In Italia, la natura rappresenta uno scenario di eccezionale bellezza che racchiude in sé un’enorme complessità di flora e fauna. Tanto da essere uno dei Paesi europei più ricchi di biodiversità, sia vegetale che animale. L’Italia ospita infatti il più alto numero di specie: circa la metà delle specie vegetali e circa un terzo delle specie animali attualmente presenti in Europa. D’altronde, il Mar Mediterraneo lambisce le coste di quindici delle venti regioni italiane, mentre i boschi coprono circa un terzo del territorio nazionale.
Il declino della biodiversità in Italia
Eppure il declino della biodiversità, uno dei maggiori problemi ambientali che l’umanità si trova ad affrontare, viste anche le gravi conseguenze sulla salute umana, è una triste realtà anche per il nostro Paese. In Italia gli studi effettuati nell’ambito delle Liste Rosse dell’ International Union for Conservation of Nature (IUCN) evidenziano una perdita annuale di specie pari allo 0,5% del totale, come conseguenza diretta o indiretta delle attività umane.
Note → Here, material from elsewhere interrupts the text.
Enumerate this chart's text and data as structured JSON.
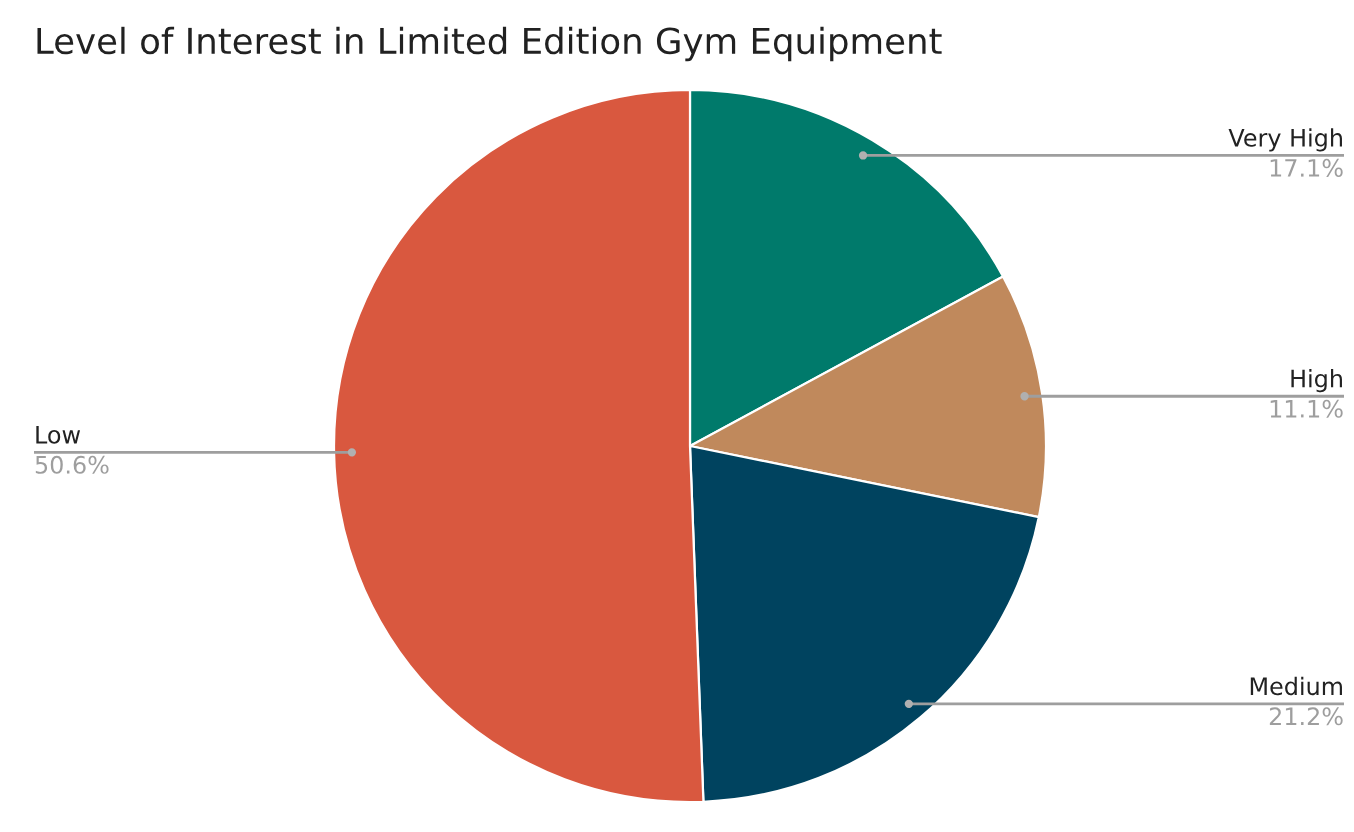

Un declino che non solo rischia di impoverire i nostri territori e mari con gravi conseguenze sugli equilibri degli ecosistemi e sulle economie che da essi dipendono, ma anche di aggravare la crisi climatica in corso. Il degrado di ecosistemi forestali e marini di importanza cruciale a causa di specifiche attività umane (come l’utilizzo di biomasse di origine forestale per la produzione di energia su larga scala o la distruzione imposta dalla pesca industriale) minaccia i due alleati “naturali” più preziosi nel sequestro delle emissioni e nella regolazione del clima del Pianeta.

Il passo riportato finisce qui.